More mobile meal options

Students gather around the current food trucks by the UC. The new trucks will be where the Y Building was before its demolition.  |  File Photo/The Daily Cougar

Students gather around the current food trucks by the UC. The new trucks will be where the Y Building was before its demolition. | Nine Nguyen/The Daily Cougar

UH Dining Services is planning to add six new food trucks to the fleet of moving restaurants that is currently stationed outside the University Center.

Instead of placing the new trucks by the current ones — Bare Bowls Kitchen, The Waffle Bus and Bernie’s Burger Bus — Dining Services will put them on a new cement pad, which will be built where the old Y Building was previously. Dining Services aims to have the construction of the pad done by Oct. 1.
“When we first looked at using trucks to replace the locations in the UC, we always knew that we would have to add more than three to be able to serve the more than 11,000 customers that would have normally visited the food court each week,” said Amber Arguijo, marketing manager for ARAMARK. “For the slower summer months, we decided to start with the group of three to enable us to gauge customer demand and get a handle on all the operational issues that were new to us.”

UH Dining Services, ARAMARK and Auxiliary Services are working to contract La Jefa’s Kitchen, The Rice Box, Kurbside Eatz, Happy Endings, Stick It and Coreano’s food trucks.
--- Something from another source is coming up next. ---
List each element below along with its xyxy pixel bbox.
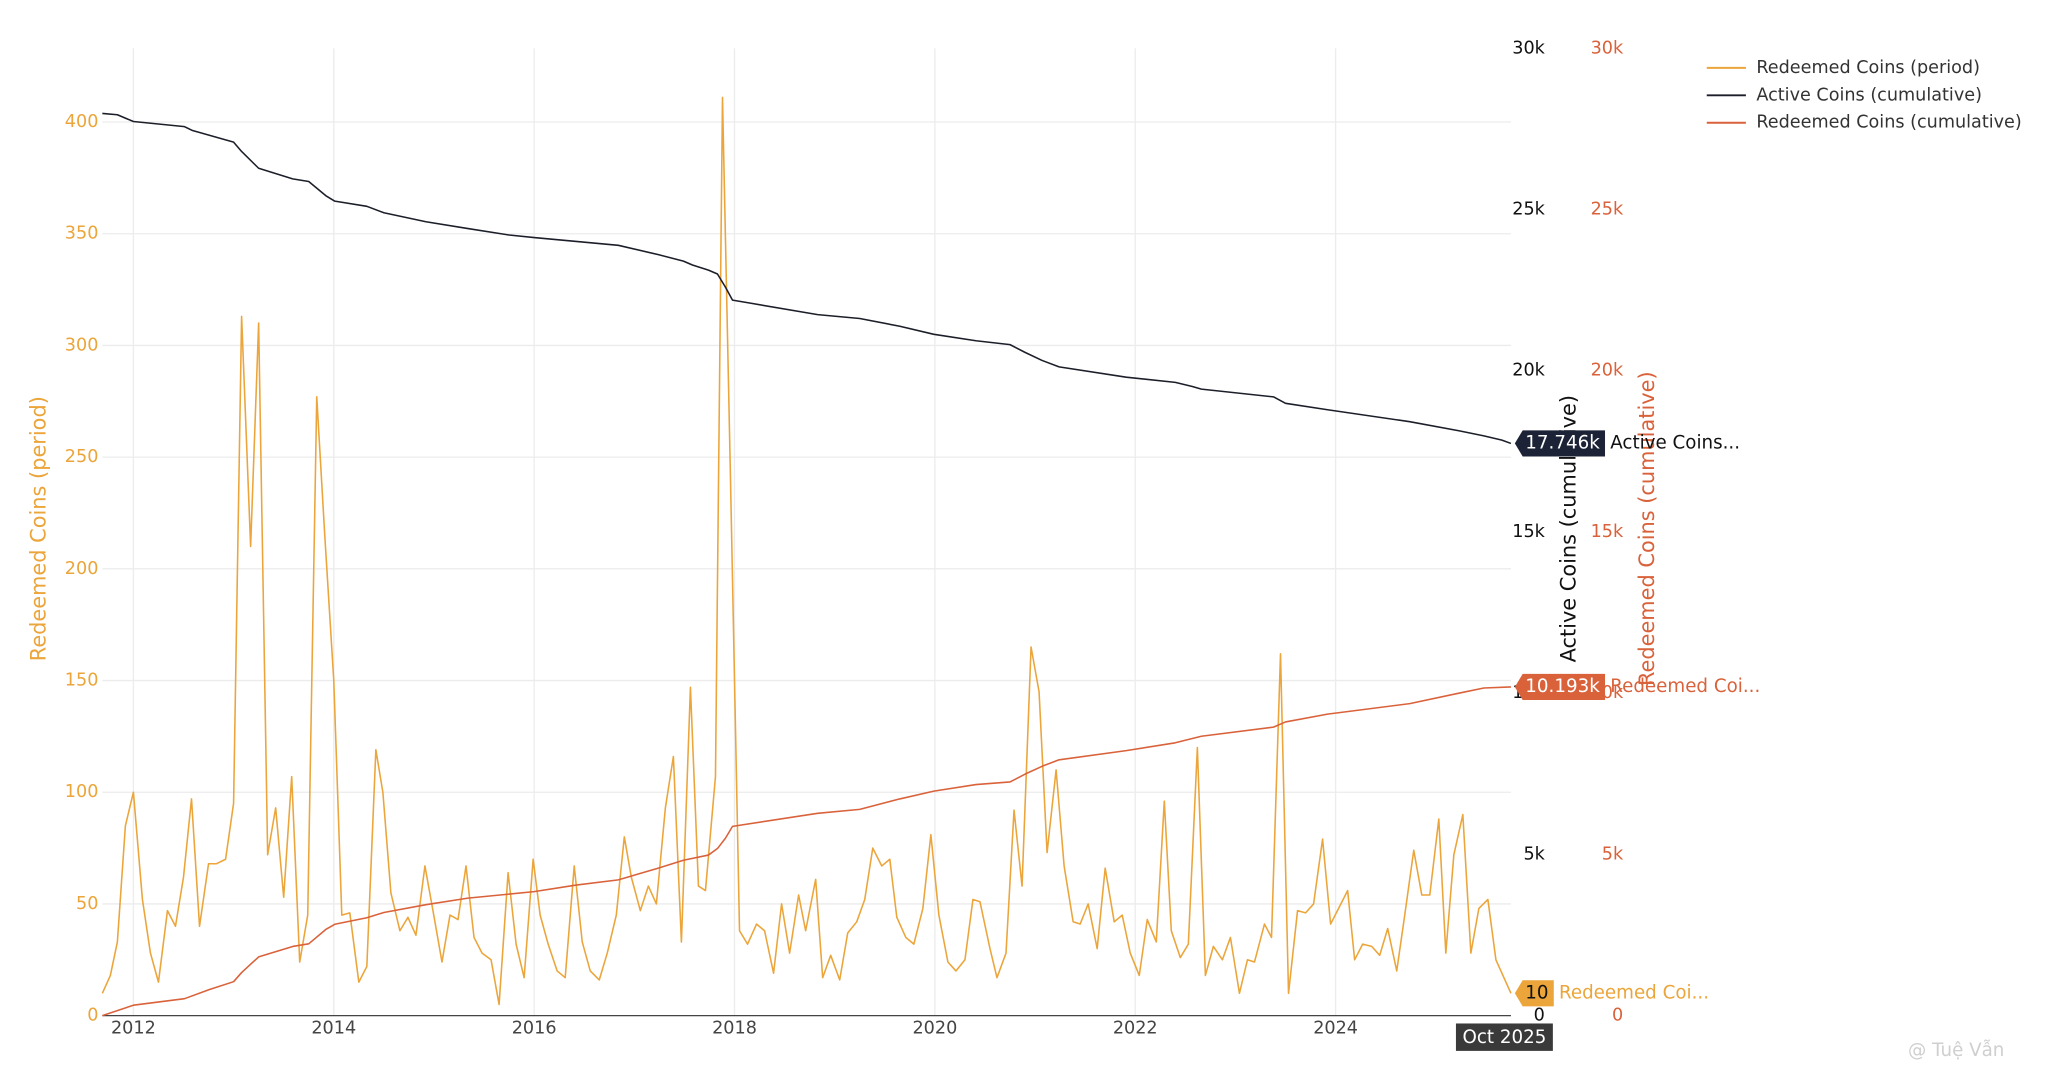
y-tick-label: 50 bbox=[76, 894, 98, 914]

Two of the six food trucks will be open each day on a three-week alternating schedule.

“The UC is the center of our campus and providing enough options to replace the locations that were closed due to the renovations has always been at the core of our plans,” said Deborah Davis,
assistant director of Auxiliary Services. “Also, these trucks allow us to increase the variety of cuisines, which expand the options that we can offer to our campus community, allowing us to have a well-balanced portfolio of trucks.”

These trucks will not only allow students a variety of cuisine styles, but also different price ranges.

“We will have a variety of price points available at the trucks and have made a special point to look for trucks with lower price points to fit the student budget,” Arguijo said. “Although we do not want to intrude on how these trucks design and execute their operations, we do suggest ways in which they can make their services more accessible, for example offering combo meals or specials.”

In addition to these new food trucks coming in October, a new Indian concept restaurant opened in the UC Satellite on Sept. 10. Tandoori Nite is located between Burger Studio and Kim Son and serves kosher and halal meats as well as gluten and soy-free menu items.

Construction on the new concrete pad is still underway. Dining services is working to ensure the trucks have safe entry and exit points for any equipment the trucks may have and for students. They also want to ensure that trucks have adequate electrical and data power, but are still excited about bringing something new to the university.

“The culture of this emerging business is exciting, and we are hoping to capitalize on the popularity of these trucks through social media,” Davis said. “The idea of being able to find what trucks will be here on any given day is part of the lore that has made food trucks such a phenomenon.”